APPLICATIONS NEWS

Optical sensors attached to a smart phone to measure pollution

29 May 2014

Optical sensors attached to a smart phone to measure pollution
The smart phone fine dust sensor is intended to measure concentration in real time.Credit: Patrick Langer, KIT


Researchers from the Karlsruhe Institute of Technology (KIT) in Germany are developing optical sensors that can be connected to a smart phone with magnets to measure the levels of dust pollution in the air. Through a corresponding app, users will be able to share measurements with other users in the same city, helping to create real-time fine dust pollution maps for different locations.
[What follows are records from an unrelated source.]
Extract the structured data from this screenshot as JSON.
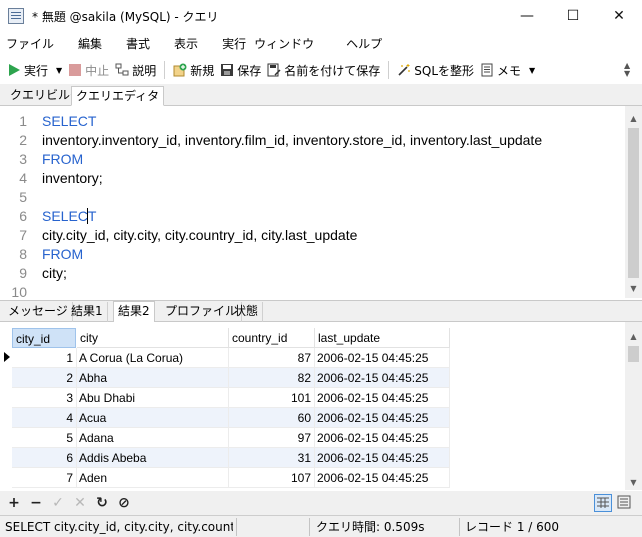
{
  "window": {
    "title": "* 無題 @sakila (MySQL) - クエリ",
    "minimize": "—",
    "maximize": "☐",
    "close": "✕"
  },
  "menu": [
    "ファイル",
    "編集",
    "書式",
    "表示",
    "実行",
    "ウィンドウ",
    "ヘルプ"
  ],
  "toolbar": {
    "run": "実行",
    "stop": "中止",
    "explain": "説明",
    "new": "新規",
    "save": "保存",
    "save_as": "名前を付けて保存",
    "format_sql": "SQLを整形",
    "memo": "メモ"
  },
  "editor_tabs": {
    "builder": "クエリビルダ",
    "editor": "クエリエディタ"
  },
  "editor": {
    "line_numbers": [
      "1",
      "2",
      "3",
      "4",
      "5",
      "6",
      "7",
      "8",
      "9",
      "10"
    ],
    "lines": [
      {
        "text": "SELECT",
        "kw": true
      },
      {
        "text": "inventory.inventory_id, inventory.film_id, inventory.store_id, inventory.last_update",
        "kw": false
      },
      {
        "text": "FROM",
        "kw": true
      },
      {
        "text": "inventory;",
        "kw": false
      },
      {
        "text": "",
        "kw": false
      },
      {
        "text": "SELECT",
        "kw": true
      },
      {
        "text": "city.city_id, city.city, city.country_id, city.last_update",
        "kw": false
      },
      {
        "text": "FROM",
        "kw": true
      },
      {
        "text": "city;",
        "kw": false
      },
      {
        "text": "",
        "kw": false
      }
    ]
  },
  "result_tabs": [
    "メッセージ",
    "結果1",
    "結果2",
    "プロファイル",
    "状態"
  ],
  "grid": {
    "columns": [
      "city_id",
      "city",
      "country_id",
      "last_update"
    ],
    "rows": [
      [
        "1",
        "A Corua (La Corua)",
        "87",
        "2006-02-15 04:45:25"
      ],
      [
        "2",
        "Abha",
        "82",
        "2006-02-15 04:45:25"
      ],
      [
        "3",
        "Abu Dhabi",
        "101",
        "2006-02-15 04:45:25"
      ],
      [
        "4",
        "Acua",
        "60",
        "2006-02-15 04:45:25"
      ],
      [
        "5",
        "Adana",
        "97",
        "2006-02-15 04:45:25"
      ],
      [
        "6",
        "Addis Abeba",
        "31",
        "2006-02-15 04:45:25"
      ],
      [
        "7",
        "Aden",
        "107",
        "2006-02-15 04:45:25"
      ]
    ]
  },
  "grid_toolbar": {
    "add": "+",
    "delete": "−",
    "apply": "✓",
    "discard": "✕",
    "refresh": "↻",
    "stop": "⊘"
  },
  "status": {
    "sql": "SELECT city.city_id, city.city, city.country_i",
    "query_time": "クエリ時間: 0.509s",
    "record": "レコード 1 / 600"
  },
  "colors": {
    "keyword": "#2763ce",
    "accent_green": "#2da44e",
    "header_selected": "#cfe2f7"
  }
}
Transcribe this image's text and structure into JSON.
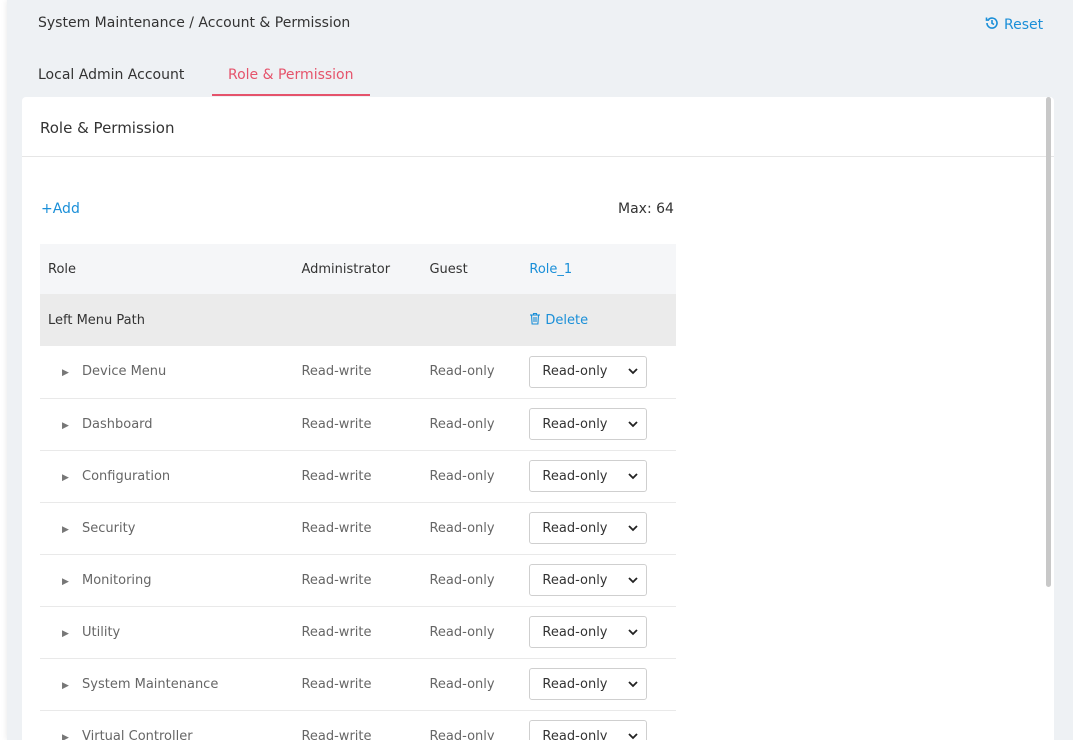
{
  "header": {
    "breadcrumb": "System Maintenance / Account & Permission",
    "reset_label": "Reset"
  },
  "tabs": [
    {
      "label": "Local Admin Account",
      "active": false
    },
    {
      "label": "Role & Permission",
      "active": true
    }
  ],
  "panel": {
    "title": "Role & Permission",
    "add_label": "+Add",
    "max_label": "Max: 64"
  },
  "table": {
    "headers": [
      "Role",
      "Administrator",
      "Guest",
      "Role_1"
    ],
    "subheader": {
      "label": "Left Menu Path",
      "delete_label": "Delete"
    },
    "rows": [
      {
        "name": "Device Menu",
        "admin": "Read-write",
        "guest": "Read-only",
        "role_1": "Read-only"
      },
      {
        "name": "Dashboard",
        "admin": "Read-write",
        "guest": "Read-only",
        "role_1": "Read-only"
      },
      {
        "name": "Configuration",
        "admin": "Read-write",
        "guest": "Read-only",
        "role_1": "Read-only"
      },
      {
        "name": "Security",
        "admin": "Read-write",
        "guest": "Read-only",
        "role_1": "Read-only"
      },
      {
        "name": "Monitoring",
        "admin": "Read-write",
        "guest": "Read-only",
        "role_1": "Read-only"
      },
      {
        "name": "Utility",
        "admin": "Read-write",
        "guest": "Read-only",
        "role_1": "Read-only"
      },
      {
        "name": "System Maintenance",
        "admin": "Read-write",
        "guest": "Read-only",
        "role_1": "Read-only"
      },
      {
        "name": "Virtual Controller",
        "admin": "Read-write",
        "guest": "Read-only",
        "role_1": "Read-only"
      }
    ]
  },
  "colors": {
    "accent": "#1a8fd8",
    "active_tab": "#e5536b"
  },
  "icons": {
    "reset": "history-icon",
    "delete": "trash-icon",
    "row_expand": "triangle-right-icon",
    "select_caret": "chevron-down-icon"
  }
}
The invention, which is anticipated to be completed by next year, will allow the general public to directly look up the pollution levels of places such as jogging routes, local parks, or even where they plan to visit on holiday.

The principle of fine dust measurements using a smart phone corresponds to that of simple optical sensors, explained computer scientist Matthias Budde: ‘Instead of the conventional infrared LED in the sensor, the flashlight of the smart phone emits light into the measurement area. This light is scattered by the possibly existing dust or smoke. The camera serves as a receptor and takes a picture representing the measurement result. The brightness of the pixels can then be converted into the dust concentration.’ Budde developed the system as a member of the research group TECO of KIT’s Chair for Pervasive Computing.

The computer scientists have carried out comparative measurements to prove that the principle works. The smart phone sensors are not yet as precise as specialised instruments that measure pollution. However, their costs are much lower. ‘Detectors at the official measurement stations operated by the Baden-Württemberg State Agency for the Environment, Measurement, and Nature Conservation are very precise, but also very large, very expensive, and static. In Karlsruhe, for instance, only two measurement stations have been established,’ Budde pointed out.

He plans to enhance accuracy by a high measurement density. Measurements of many, closely adjacent sensors may be combined to reduce inaccurate results. Thus, measurement errors could be reduced. Due to their close vicinity, the sensors might also be calibrated against each other. Budde thinks that a potential application scenario is joint measurement or participatory sensing, whereby interested citizens measure data at various places in their city and share them. The data may then be used to draw up a fine dust pollution map for the respective city in real time.

The sensor is planned to be attached to the smart phone by means of a magnet, for instance, and adaptation of electronics will not be required. Users who want to join participatory sensing will download the corresponding app, and at the desired measurement point can attach the sensor is to the smart phone, and take a photo or a video for measurement. The images can be evaluated locally or transmitted to a computer system that combines these data with other measurements and sends them back. Then, the fine dust concentration is displayed by the phone.

Presently, the smart phone sensor can measure concentrations of about one microgram per cubic meter, which is sufficient for detecting coarse dust and smoke, but not for typical fine dust concentrations in the microgram range. The scientists now plan to further increase the sensitivity of the sensors by bundling the flashlight in the sensor using hemispherical lenses. This principle is realised in a recently produced, far smaller second prototype. In addition, the evaluation algorithms and the smart phones themselves will be further developed.

In the future, the devices will no longer compress the photos automatically, but also be able to supply raw data. This promises to increase the accuracy of the measurement results even further. Budde reckons that a smart phone sensor able to detect typical fine dust will have been developed in the course of next year.